To many, the scene that Christine Blasey Ford described during her congressional testimony on Thursday was all too familiar, and a stark reminder that not much has changed since the 1980s, when her alleged assault by Kavanaugh took place. Two other Kavanaugh accusers have alleged a culture of excessive drinking, and one said she’d been drugged at a party where Kavanaugh was present.


“In my personal experiences, I have never been drugged, but I have had guys attempt to get me drunker by serving me drinks that are not portioned correctly or continuously filling my cup without my asking,” said Olivia Emery, 18, a sophomore at American University studying international relations. “This may not be an attempt to sexually assault me, but to make it easier for me to give consent.”

“This is happening on Harvard’s campus, it’s happening on every college campus, and at every high school in this country,” said Alexandra Shpitalnik, 20, a senior at American doing a double major in government and Slavic languages and literature.

“The toxicity of masculine culture permeates through these institutions,” said Stuart Hamill, a 23-year-old senior at the University of Utah majoring in Peace and Conflict Studies. “American men need to confront these types of behavior.”

On Wednesday, the Utah school hosted Anita Hill, the law professor who endured her own congressional hearing in 1991 after accusing then-Supreme Court nominee Clarence Thomas, her boss at the time, of sexual harassment.
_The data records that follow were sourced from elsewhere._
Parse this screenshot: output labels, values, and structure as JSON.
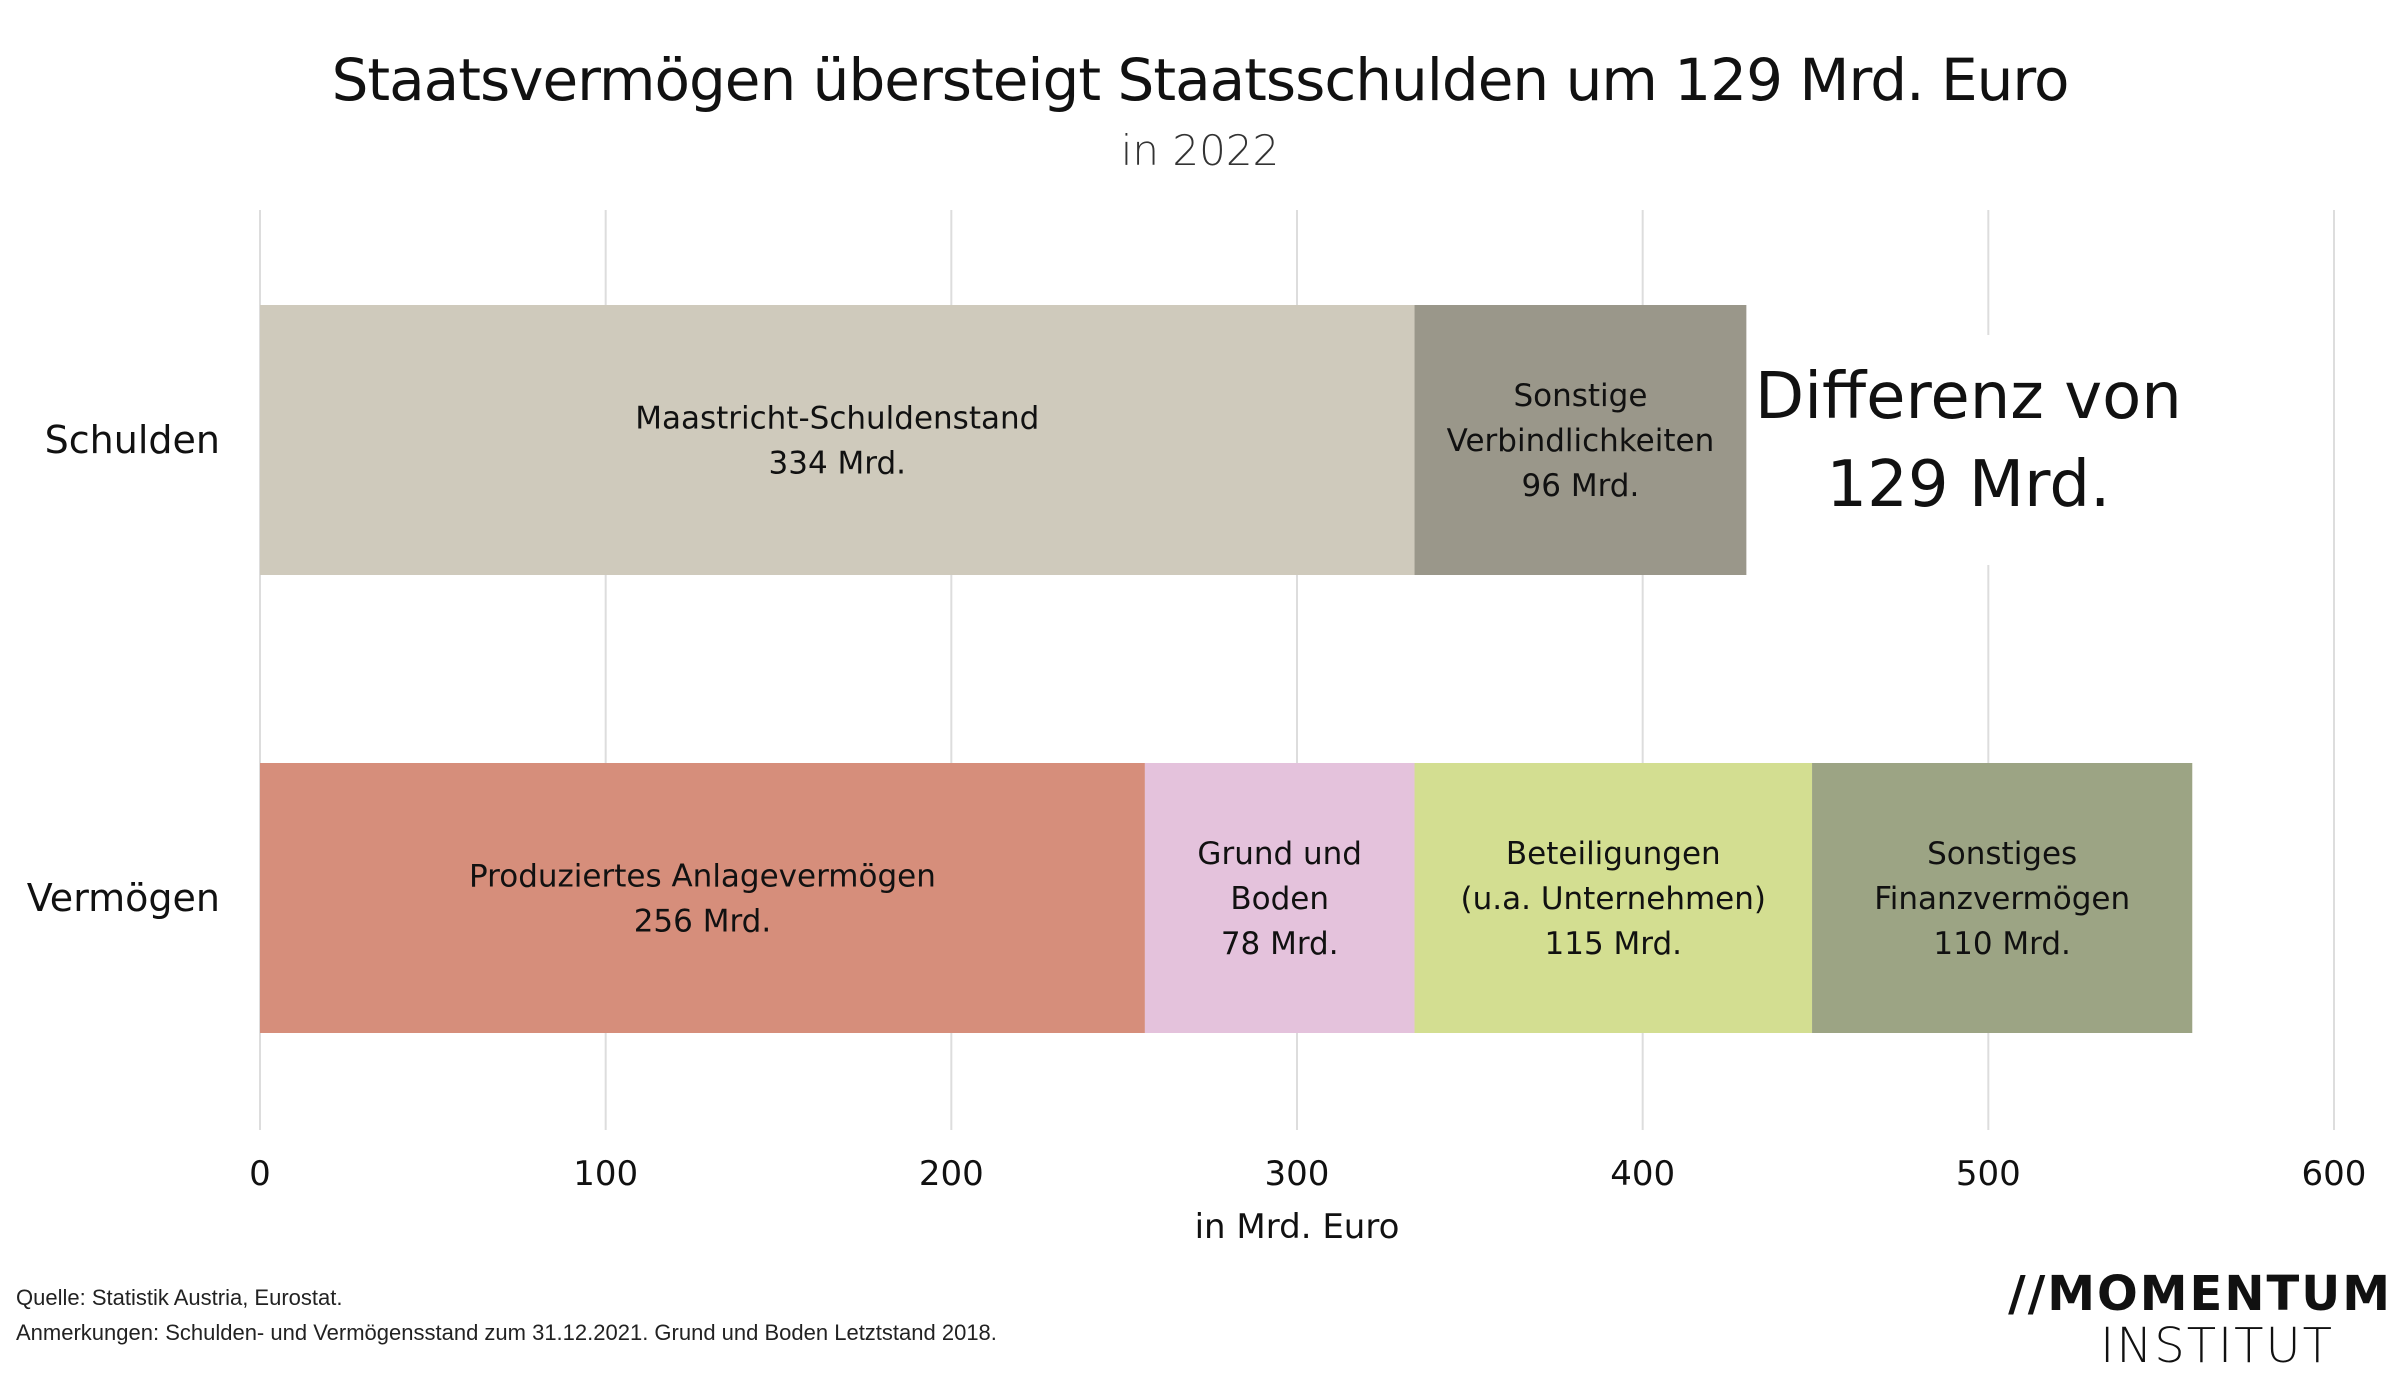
{
  "chart_data": {
    "type": "bar",
    "orientation": "horizontal",
    "stacked": true,
    "title": "Staatsvermögen übersteigt Staatsschulden um 129 Mrd. Euro",
    "subtitle": "in 2022",
    "xlabel": "in Mrd. Euro",
    "xlim": [
      0,
      600
    ],
    "xticks": [
      0,
      100,
      200,
      300,
      400,
      500,
      600
    ],
    "grid": true,
    "categories": [
      "Schulden",
      "Vermögen"
    ],
    "bars": [
      {
        "category": "Schulden",
        "segments": [
          {
            "label_lines": [
              "Maastricht-Schuldenstand",
              "334 Mrd."
            ],
            "value": 334,
            "color": "#cfcabc"
          },
          {
            "label_lines": [
              "Sonstige",
              "Verbindlichkeiten",
              "96 Mrd."
            ],
            "value": 96,
            "color": "#9a978a"
          }
        ],
        "annotation_lines": [
          "Differenz von",
          "129 Mrd."
        ]
      },
      {
        "category": "Vermögen",
        "segments": [
          {
            "label_lines": [
              "Produziertes Anlagevermögen",
              "256 Mrd."
            ],
            "value": 256,
            "color": "#d68e7b"
          },
          {
            "label_lines": [
              "Grund und",
              "Boden",
              "78 Mrd."
            ],
            "value": 78,
            "color": "#e4c2dc"
          },
          {
            "label_lines": [
              "Beteiligungen",
              "(u.a. Unternehmen)",
              "115 Mrd."
            ],
            "value": 115,
            "color": "#d3de91"
          },
          {
            "label_lines": [
              "Sonstiges",
              "Finanzvermögen",
              "110 Mrd."
            ],
            "value": 110,
            "color": "#9ca484"
          }
        ]
      }
    ]
  },
  "source": "Quelle: Statistik Austria, Eurostat.",
  "note": "Anmerkungen: Schulden- und Vermögensstand zum 31.12.2021. Grund und Boden Letztstand 2018.",
  "logo": {
    "line1": "MOMENTUM",
    "line2": "INSTITUT",
    "mark": "//"
  }
}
Hill gave a keynote lecture about sexual harassment and assault, Hamill said.

Ford says that Kavanaugh assaulted her when they were both teenagers. Another woman, Deborah Ramirez, came forward over the weekend to allege that Kavanaugh thrust his penis in her face at a party when they were in college at Yale. And then on Wednesday, Julie Swetnick, who says she was introduced to Kavanaugh at a house party in Washington, D.C., alleged that she saw him at a party lining up outside a bedroom where a woman was being gang-raped.

“Within my friend group, there was a young man that had been accused of rape, of raping someone that I was also an acquaintance with,” said Camille Coleman, 19, a political science major at Bergen Community College in New Jersey. “These kids my age are willing to believe an alleged rapist over a survivor or over the alleged victim. And that’s the narrative always.”

Some students, like Gabrielle Failoni, 21, a journalism major at the University of Arkansas, said their professors gave them the OK to skip class to watch the Kavanaugh hearings, while others reported their whole classes were watching together.

But some felt like their school administrators hadn’t done enough to address the issue of sexual assault on college campuses in light of the allegations against Kavanagh.

“None of my professors have brought it up,” said Chelsey Flores, 21, a senior at the University of Idaho studying graphic design. “It’s really shocking and disheartening to me that nobody is talking about it. The administration hasn’t sent out any emails. I feel like this is a bigger issue than to have just the women’s center talking about it.”